The USFS shares many of these concerns and has repeatedly voiced criticism itself about the Atlantic Coast Pipeline project and the surveys conducted thus far by Dominion LLC.  In letters submitted to Federal Energy Regulatory Commission, the Forest Service accused Dominion of misrepresenting “…requirements for protocols and qualifications for field personnel” who carried out soil surveys and went on to say that “the Forest Service cannot use these surveys to evaluate project effects on National Forest Service Lands” and even recommended that the Federal Energy Regulatory Commission “not utilize data conducted to date.”

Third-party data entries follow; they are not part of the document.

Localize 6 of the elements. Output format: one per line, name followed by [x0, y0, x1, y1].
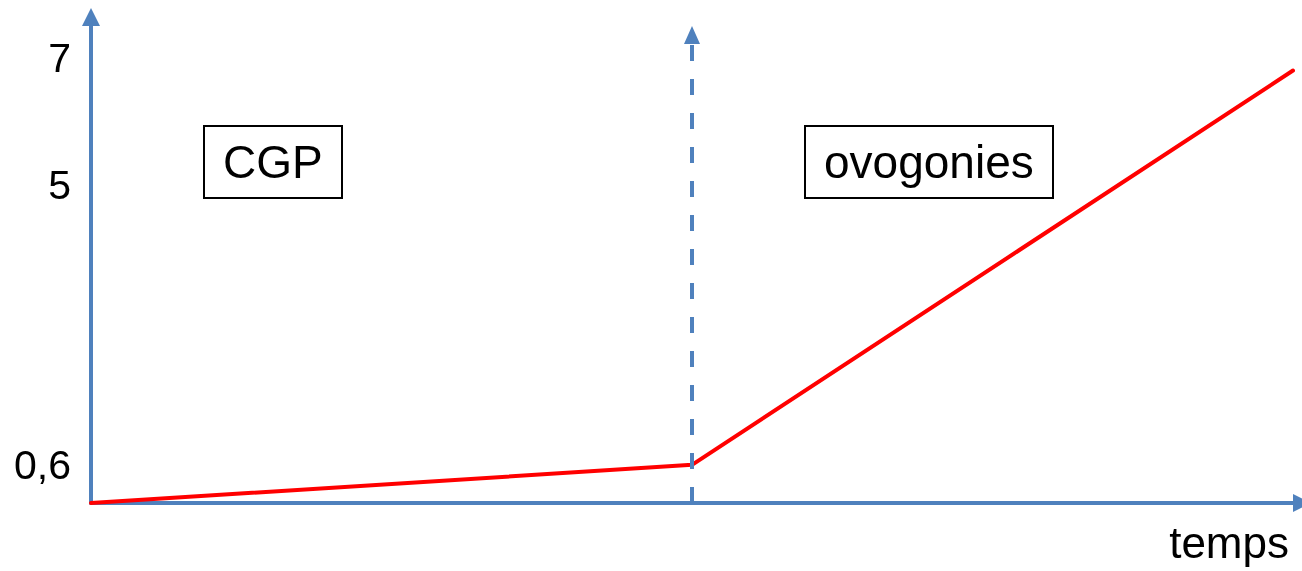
y-tick-label: 7 — [48, 34, 71, 81]
y-tick-label: 0,6 — [14, 441, 71, 488]
y-tick-label: 5 — [48, 162, 71, 208]
annotation: CGP — [203, 125, 343, 199]
annotation: ovogonies — [804, 125, 1054, 199]
x-axis-title: temps — [1169, 517, 1289, 567]
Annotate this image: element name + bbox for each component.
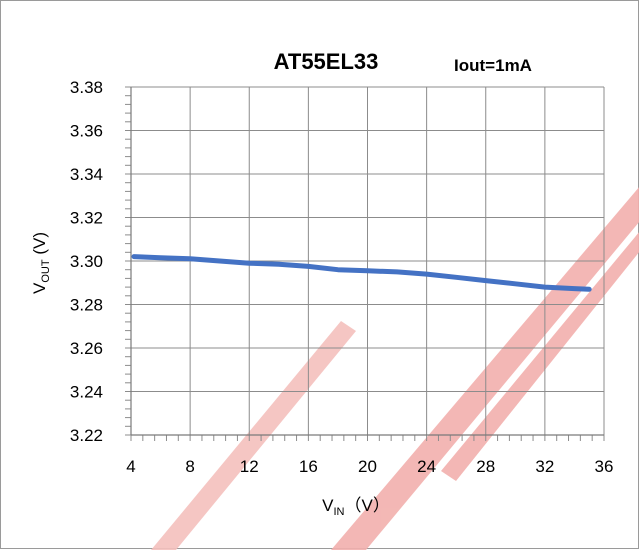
y-tick-label: 3.32 [70,209,103,228]
y-axis-label: VOUT (V) [30,232,52,294]
y-tick-label: 3.34 [70,165,103,184]
x-tick-label: 24 [417,457,436,476]
y-tick-label: 3.22 [70,426,103,445]
y-tick-label: 3.26 [70,339,103,358]
x-tick-label: 8 [185,457,194,476]
x-tick-label: 16 [299,457,318,476]
x-tick-label: 28 [476,457,495,476]
y-tick-label: 3.30 [70,252,103,271]
chart-title: AT55EL33 [274,49,379,74]
axes [125,86,605,441]
x-tick-label: 12 [240,457,259,476]
x-tick-labels: 4 8 12 16 20 24 28 32 36 [126,457,613,476]
series [131,254,592,292]
y-tick-label: 3.36 [70,122,103,141]
y-tick-labels: 3.22 3.24 3.26 3.28 3.30 3.32 3.34 3.36 3.38 [70,78,103,445]
x-tick-label: 20 [358,457,377,476]
chart-condition: Iout=1mA [454,56,532,75]
x-tick-label: 36 [595,457,614,476]
watermark [151,187,639,550]
series-line [131,254,592,292]
x-tick-label: 32 [535,457,554,476]
y-tick-label: 3.28 [70,296,103,315]
x-axis-label: VIN（V） [322,496,390,518]
y-tick-label: 3.24 [70,383,103,402]
x-tick-label: 4 [126,457,135,476]
y-tick-label: 3.38 [70,78,103,97]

Clyde Thompson, the Forest Supervisor of the Monongahela National Forest, met earlier this week with Dave Sligh and Ernie Reed of Wild Virginia along with colleagues from SELC, Sierra Club, Appalachian Mountain Advocates and Friends of Blackwater (WV) and West Virginia Highlands Conservancy.  He vowed to hold Dominion to the same high standards that gave rise to the series of letters targeting the numerous inconsistencies and misrepresentations in previous survey data.

“We agree with the Forest Service that any route that crosses these national forests is problematic and unrealistic given the rare habitat, the steep slopes, the precious waters and the karst geology of these forests” said Reed.

While Dominion says it has adopted this new route to ‘avoid sensitive areas of the forest’ the 14 mile stretch is just, if not more, problematic than previous routes proposed.  The new route impacts many sensitive areas of the forests such as Special Biological Areas, Inventoried Roadless Areas, Concentrated Recreation Areas, a Recreational River Corridor, a Scenic Corridor, and the Great Eastern Trail and the Appalachian Trail as it crosses steep, highly erodible terrain.